In a shareholder update posted on June 11th, we reported that the Alberta Ministry of Health had contacted us and requested we demonstrate AsepticSure at two hospitals in Edmonton and Calgary. We look forward to those demonstrations. The originally proposed dates had been pushed back by the Ministry due to vacation conflicts. The Ministry is now in the process of confirming new dates.
As the Ministry had stated to us, “only AsepticSure is being considered as the disinfection system of choice for the Province.” Importantly, the Ministry of Health recognizes the efficacy of AsepticSure. The demonstrations are intended to familiarize staff and demonstrate how easily AsepticSure is integrated into their cleaning practices. Based on the positive responses we have received from administrators, nursing and cleaning staff at Belleville General Hospital, Trenton Memorial Hospital and most recently, Cambridge Hospital, which is North of Toronto, we should be well received.

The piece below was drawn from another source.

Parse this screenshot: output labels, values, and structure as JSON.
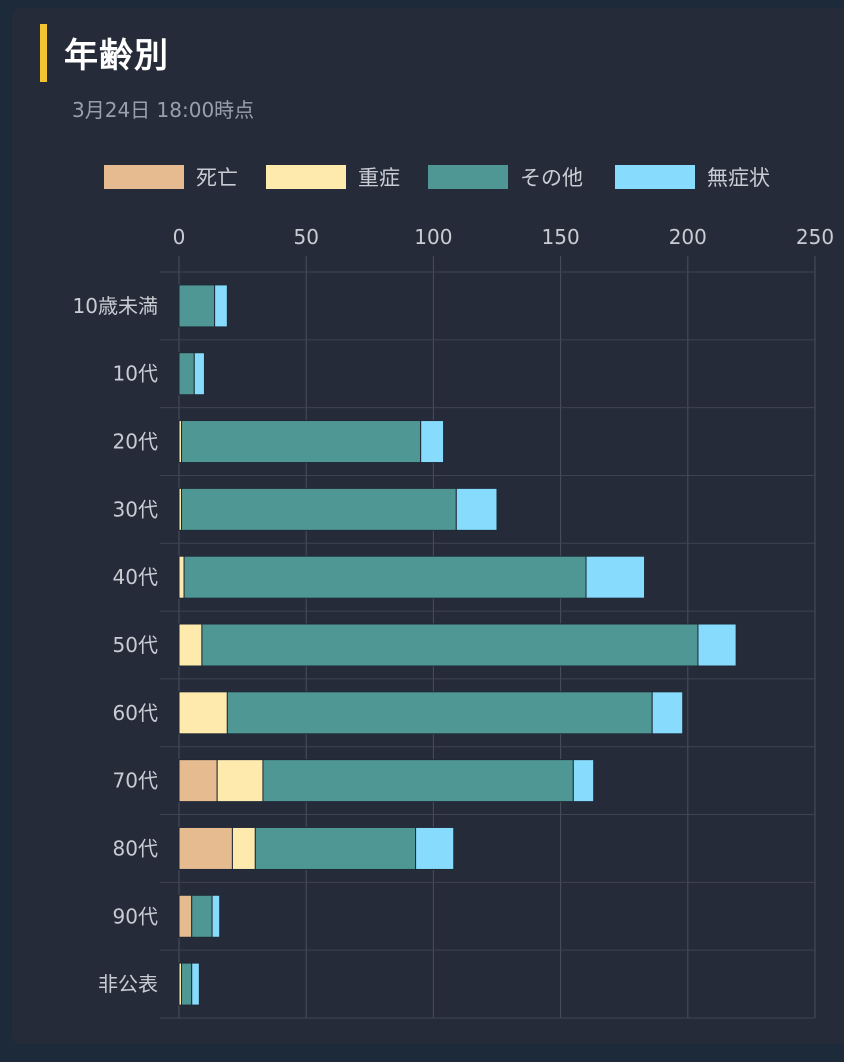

Should, as anticipated, the Alberta Ministry of Health then support the funding of AsepticSure for hospitals within their Province that request our system, that would signal an important turning point, demonstrating the adoption of AsepticSure at a high government level.

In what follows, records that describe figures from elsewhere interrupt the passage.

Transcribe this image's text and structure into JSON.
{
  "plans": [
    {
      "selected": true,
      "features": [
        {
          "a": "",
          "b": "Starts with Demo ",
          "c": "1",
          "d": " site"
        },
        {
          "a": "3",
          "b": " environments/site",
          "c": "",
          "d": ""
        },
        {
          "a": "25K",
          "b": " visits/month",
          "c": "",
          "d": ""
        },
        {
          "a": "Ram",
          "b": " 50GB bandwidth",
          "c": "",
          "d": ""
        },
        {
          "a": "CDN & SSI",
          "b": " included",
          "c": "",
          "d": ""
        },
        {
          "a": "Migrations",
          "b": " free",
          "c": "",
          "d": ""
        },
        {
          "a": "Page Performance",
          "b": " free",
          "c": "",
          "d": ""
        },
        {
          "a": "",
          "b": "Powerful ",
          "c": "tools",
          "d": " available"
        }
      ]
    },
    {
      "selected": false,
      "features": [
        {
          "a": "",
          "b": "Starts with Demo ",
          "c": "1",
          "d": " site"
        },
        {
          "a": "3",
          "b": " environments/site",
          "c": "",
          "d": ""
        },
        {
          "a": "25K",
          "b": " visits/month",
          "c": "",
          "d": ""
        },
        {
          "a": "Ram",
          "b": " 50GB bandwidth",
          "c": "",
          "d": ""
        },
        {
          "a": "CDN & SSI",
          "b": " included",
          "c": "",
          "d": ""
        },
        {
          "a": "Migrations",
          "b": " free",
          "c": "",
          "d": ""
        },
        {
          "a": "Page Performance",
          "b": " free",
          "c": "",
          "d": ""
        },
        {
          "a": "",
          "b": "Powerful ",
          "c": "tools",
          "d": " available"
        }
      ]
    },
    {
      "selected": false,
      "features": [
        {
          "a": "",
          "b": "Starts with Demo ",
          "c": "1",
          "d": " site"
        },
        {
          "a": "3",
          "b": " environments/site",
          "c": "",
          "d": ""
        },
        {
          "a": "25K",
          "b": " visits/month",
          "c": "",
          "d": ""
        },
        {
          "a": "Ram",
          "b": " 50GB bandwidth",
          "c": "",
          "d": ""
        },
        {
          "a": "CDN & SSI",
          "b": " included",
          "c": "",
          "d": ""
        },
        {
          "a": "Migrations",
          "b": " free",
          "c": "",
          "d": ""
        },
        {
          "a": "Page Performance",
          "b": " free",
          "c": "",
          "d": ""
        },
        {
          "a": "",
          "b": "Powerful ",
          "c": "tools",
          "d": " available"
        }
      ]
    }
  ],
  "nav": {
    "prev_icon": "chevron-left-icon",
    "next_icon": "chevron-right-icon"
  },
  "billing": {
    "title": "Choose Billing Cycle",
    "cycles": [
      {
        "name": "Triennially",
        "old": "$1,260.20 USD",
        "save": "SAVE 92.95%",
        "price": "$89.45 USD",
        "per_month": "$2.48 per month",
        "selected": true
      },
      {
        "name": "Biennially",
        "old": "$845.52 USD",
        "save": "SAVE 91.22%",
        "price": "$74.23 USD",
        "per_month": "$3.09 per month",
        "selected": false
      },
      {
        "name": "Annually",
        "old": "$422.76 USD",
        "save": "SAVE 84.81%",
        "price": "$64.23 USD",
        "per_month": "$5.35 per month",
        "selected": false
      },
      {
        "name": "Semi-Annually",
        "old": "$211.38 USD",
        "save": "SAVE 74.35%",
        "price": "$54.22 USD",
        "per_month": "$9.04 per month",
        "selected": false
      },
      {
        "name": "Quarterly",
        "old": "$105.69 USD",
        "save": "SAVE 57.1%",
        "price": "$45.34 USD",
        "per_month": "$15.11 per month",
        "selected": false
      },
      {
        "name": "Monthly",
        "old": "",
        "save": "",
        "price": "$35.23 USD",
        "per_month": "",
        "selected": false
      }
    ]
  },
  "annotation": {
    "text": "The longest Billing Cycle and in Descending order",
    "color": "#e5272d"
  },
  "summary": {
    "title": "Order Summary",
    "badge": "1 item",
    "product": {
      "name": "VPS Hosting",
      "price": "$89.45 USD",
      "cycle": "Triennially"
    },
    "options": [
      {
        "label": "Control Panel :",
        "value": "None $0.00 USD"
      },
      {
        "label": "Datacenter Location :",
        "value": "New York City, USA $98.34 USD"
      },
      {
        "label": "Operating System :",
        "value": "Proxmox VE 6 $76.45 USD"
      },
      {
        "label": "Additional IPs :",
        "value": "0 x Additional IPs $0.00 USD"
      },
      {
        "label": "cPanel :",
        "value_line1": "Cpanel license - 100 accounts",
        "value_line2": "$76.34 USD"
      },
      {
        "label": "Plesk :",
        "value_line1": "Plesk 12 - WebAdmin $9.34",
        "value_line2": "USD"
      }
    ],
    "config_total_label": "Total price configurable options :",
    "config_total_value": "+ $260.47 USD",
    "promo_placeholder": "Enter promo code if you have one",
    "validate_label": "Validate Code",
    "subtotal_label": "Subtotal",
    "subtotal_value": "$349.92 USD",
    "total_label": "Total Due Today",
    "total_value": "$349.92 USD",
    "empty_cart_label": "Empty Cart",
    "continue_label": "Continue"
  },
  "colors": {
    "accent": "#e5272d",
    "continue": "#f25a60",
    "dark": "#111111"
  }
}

It should be noted that the dinner sponsored by Medizone at the IPAC-2015 conference was attended by 22 professionals from across Canada, all holding high level positions within the healthcare system. Both Dr. Michael Shannon and Dr. Dick Zoutman made presentations at the dinner. They were very well received. Assuming our anticipated success in Alberta, the Canadian market should begin to open up.
In the June 1st AsepticSure Progress Update, I briefly touched on the US market and proposed trials to lead our entry into that market. Since that time, we have been contacted by a second, smaller hospital group that is privately owned. Both of these health care systems are interested in AsepticSure trials, with the intention of becoming early adopters in the US market, following a similar demonstration of efficacy and success to what is being demonstrated in Canada.
It has been determined that prior to formal EPA approval of AsepticSure an Experimental Use Permit from EPA would be required to undertake a US trial. As reported in our recent SEC filing on Form 10Q, in a letter dated June 29th, received on July 18th, the Agency confirmed that their “preliminary analysis of the material as submitted was found to be in full compliance with the standards for submission of data contained in PR Notice 11-03.” The agency has assigned PRIA category A540 to AsepticSure as an Oxidative Catalyst. While we cannot predict the actions of the agency, we have every reason to believe that our submission will be viewed favorably. The data submitted was very complete and to our best knowledge should have answered all of the agency’s questions. Dates for moving forward in the US are now being reviewed based on EPA requirements.